If I want to push new events into Druid using the EventReceiverFirehose, what does that process look like?

From what I gather, you create a realtime index task by communicating with an overlord node. After that, what do you do? When and to which node do you send the actual event data? Is the realtime node necessary in this situation or is the indexing service/overlord sufficient? I suppose I could also rephrase this question to ask what exactly Tranquility does.

Thanks in advance for any insight here.

Hi Letat,

You’re correct in your understanding of how realtime indexing tasks work. After you submit a realtime task to the overlord with an EventReceiverFirehose, the task is distributed to a middle manager with available capacity who then spawns a local Peon process to handle ingestion of the data. Data is provided through an HTTP endpoint on that middle manager node with the form:

http://<peonHost>:<port>/druid/worker/v1/chat/<eventReceiverServiceName>/push-events/
(see EventReceiverFirehose on http://druid.io/docs/latest/ingestion/firehose.html)

In this ingestion flow, the realtime node is not involved - only the indexing service nodes.

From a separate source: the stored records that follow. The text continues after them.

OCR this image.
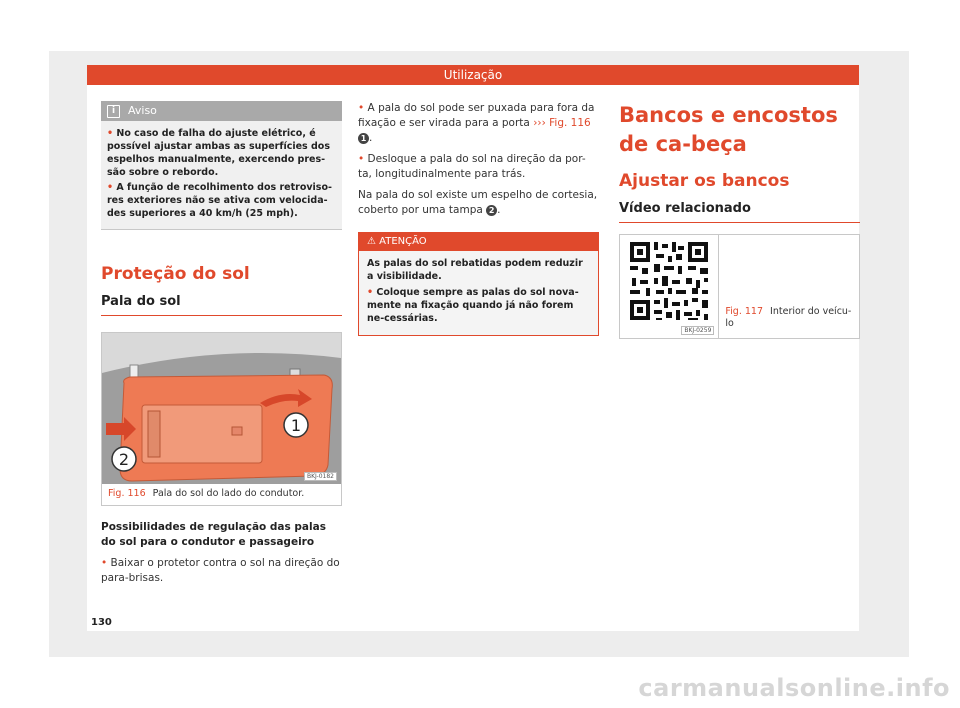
Utilização
i	Aviso

• No caso de falha do ajuste elétrico, é possível ajustar ambas as superfícies dos espelhos manualmente, exercendo pres-são sobre o rebordo.

• A função de recolhimento dos retroviso-res exteriores não se ativa com velocida-des superiores a 40 km/h (25 mph).

Proteção do sol
Pala do sol
1
2
BKJ-0182
Fig. 116 Pala do sol do lado do condutor.

Possibilidades de regulação das palas do sol para o condutor e passageiro

• Baixar o protetor contra o sol na direção do para-brisas.

• A pala do sol pode ser puxada para fora da fixação e ser virada para a porta ››› Fig. 116 1 .

• Desloque a pala do sol na direção da por-ta, longitudinalmente para trás.

Na pala do sol existe um espelho de cortesia, coberto por uma tampa 2 .

⚠ ATENÇÃO

As palas do sol rebatidas podem reduzir a visibilidade.

• Coloque sempre as palas do sol nova-mente na fixação quando já não forem ne-cessárias.

Bancos e encostos de ca-beça
Ajustar os bancos
Vídeo relacionado
BKJ-0259
Fig. 117 Interior do veícu-lo
130
carmanualsonline.info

Tranquility helps you by handling the complexities of creating these indexing tasks to generate segments for the right time periods and pushing data to the correct tasks at the correct nodes. It makes it easy to handle ingestion-time partitioning and replication which involve the creation and coordination of multiple indexing tasks. If you are able to use Tranquility in your workflow, it is highly recommended to do so as it will simplify your configuration requirements and minimize ingestion-related issues.